3. Genetik Inpreting.
Terjadinya preeklampsia dan eklampsia mungkin didasarkan pada gen resesif tunggal atau gen dominan dengan penetrasi yang tidak sempurna. Penetrasi mungkin tergantung pada genotip janin.
4. Perbandingan VLDL (Very Low Density Lipoprotein) dan TxPA (Toxicity Preventing Activity).
Sebagai kompensasi untuk peningkatan energi selama kehamilan, asam lemak non-esterifikasi akan dimobilisasi. Pada wanita hamil dengan kadar albumin yang rendah, pengangkatan kelebihan asam lemak non-esterifikasi dari jaringan lemak kedalam hepar akan menurunkan aktifitas antitoksin albumin sampai pada titik, dimana VLDL terekspresikan. Jika kadar VLDL melebihi TxPA maka efek toksik dari VLDL akan muncul.
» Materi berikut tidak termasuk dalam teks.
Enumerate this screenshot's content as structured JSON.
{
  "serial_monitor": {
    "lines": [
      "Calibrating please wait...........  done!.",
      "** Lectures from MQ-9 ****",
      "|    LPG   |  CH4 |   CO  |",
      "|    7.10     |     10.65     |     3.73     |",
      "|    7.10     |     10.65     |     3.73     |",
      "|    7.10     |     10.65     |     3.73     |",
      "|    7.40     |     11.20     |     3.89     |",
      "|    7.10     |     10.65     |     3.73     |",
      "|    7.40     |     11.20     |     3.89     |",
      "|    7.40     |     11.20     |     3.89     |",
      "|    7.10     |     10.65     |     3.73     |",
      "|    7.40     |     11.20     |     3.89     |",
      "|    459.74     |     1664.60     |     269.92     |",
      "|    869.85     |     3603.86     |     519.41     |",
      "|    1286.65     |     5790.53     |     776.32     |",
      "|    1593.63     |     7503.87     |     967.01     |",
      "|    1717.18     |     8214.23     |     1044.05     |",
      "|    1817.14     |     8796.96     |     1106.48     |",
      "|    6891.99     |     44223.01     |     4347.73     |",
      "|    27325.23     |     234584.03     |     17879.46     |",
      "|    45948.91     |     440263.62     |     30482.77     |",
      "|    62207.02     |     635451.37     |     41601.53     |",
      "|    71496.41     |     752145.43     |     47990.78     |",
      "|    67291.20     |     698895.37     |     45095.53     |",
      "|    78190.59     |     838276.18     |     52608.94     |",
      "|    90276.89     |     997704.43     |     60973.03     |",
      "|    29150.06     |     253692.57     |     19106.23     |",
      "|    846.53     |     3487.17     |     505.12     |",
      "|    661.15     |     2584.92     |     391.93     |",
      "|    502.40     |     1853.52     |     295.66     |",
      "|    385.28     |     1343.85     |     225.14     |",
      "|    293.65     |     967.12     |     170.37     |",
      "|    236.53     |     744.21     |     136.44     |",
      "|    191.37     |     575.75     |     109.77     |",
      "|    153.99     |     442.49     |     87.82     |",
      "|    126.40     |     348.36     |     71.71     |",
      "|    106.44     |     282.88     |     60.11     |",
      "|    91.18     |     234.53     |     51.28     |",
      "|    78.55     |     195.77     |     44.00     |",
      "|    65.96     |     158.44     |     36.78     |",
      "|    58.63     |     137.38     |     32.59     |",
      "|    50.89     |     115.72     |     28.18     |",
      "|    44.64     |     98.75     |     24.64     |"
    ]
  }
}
Dalam perjalanannya keempat faktor di atas tidak berdiri sendiri, tetapi saling berkaitan dengan titik temunya pada invasi trophoblast dan terjadinya iskemia. (Roeshadi RH, 2006) Tahap pertama adalah : hipoksia plasenta yang terjadi karena berkurangnya aliran darah dalam arteri spiralis. Hal ini terjadi karena kegagalan invasi sel tropoblast pada dinding arteri spiralis pada awal kehamilan dan awal trimester kedua kehamilan sehingga arteri spiralis tidak dapat melebar dengan sempurna dengan akibat penurunan aliran darah dalam ruang intervilus di plasenta sehingga terjadilah hipoksia plasenta. (Abboud O, 2000; Roeshadi RH, 2006)
Hipoksia plasenta yang berkelanjutan ini akan membebaskan zat-zat toksis seperti sitokin, radikal bebas dalam bentuk lipid peroksidase dalam sirkulasi darah ibu, dan akan menyebabkan terjadinya oxidatif stress yaitu suatu keadaan, dimana radikal bebas jumlahnya lebih dominan di banding antioksidan. (Roeshadi RH, 2006)
Oxidatif stress pada tahap berikutnya bersama dengan zat toksis yang beredar dapat merangsang terjadinya kerusakan pada sel endotel pembuluh darah yang disebut sebagai disfungsi endotel, dimana dapat terjadi pada seluruh permukaan endotel pembuluh darah dan pada organ-organ penderita preeklampsia. (Roeshadi RH, 2006)
Peningkatan kadar lipid peroksidase juga akan mengaktifkan sistem koagulasi, sehingga terjadi agregasi trombosit dan pembentukan trombus. Secara keseluruhan setelah terjadi disfungsi endotel di dalam tubuh penderita preeklampsia, jika prosesnya berlanjut dapat terjadi disfungsi dan kegagalan organ seperti (Angsar MD, 2003; Cunningham FG, 2005; Roeshadi RH, 2006) :
 Pada Ginjal : hiperuricemia, proteinuria, dan gagal ginjal.
 Penyempitan pembuluh darah sistemik ditandai dengan hipertensi.
 Perubahan permiabilitas pembuluh darah ditandai dengan edema paru dan menyeluruh.
 Pada darah dapat terjadi trombositopenia, dan koagulopati.
 Pada hepar dapat terjadi perdarahan dan gangguan fungsi hati.
 Pada susunan saraf pusat dan mata dapat menyebabkan kejang, kebutaan, pelepasan retina, dan perdarahan.
 Pada plasenta dapat menyebabkan ganguan pertumbuhan janin, hipoksia janin, dan solusio plasenta

Preeklampsia terdiri atas dua stadium penyakit : Stage I asimptomatik, yang ditandai dengan perkembangan abnormal plasenta selama trimester pertama yang mengakibatkan terjadinya insufisiensi plasenta dan terlepasnya sejumlah besar material plasenta ke dalam sirkulasi maternal. (Hladunewich M et al., 2007; Stillman IE et al., 2007)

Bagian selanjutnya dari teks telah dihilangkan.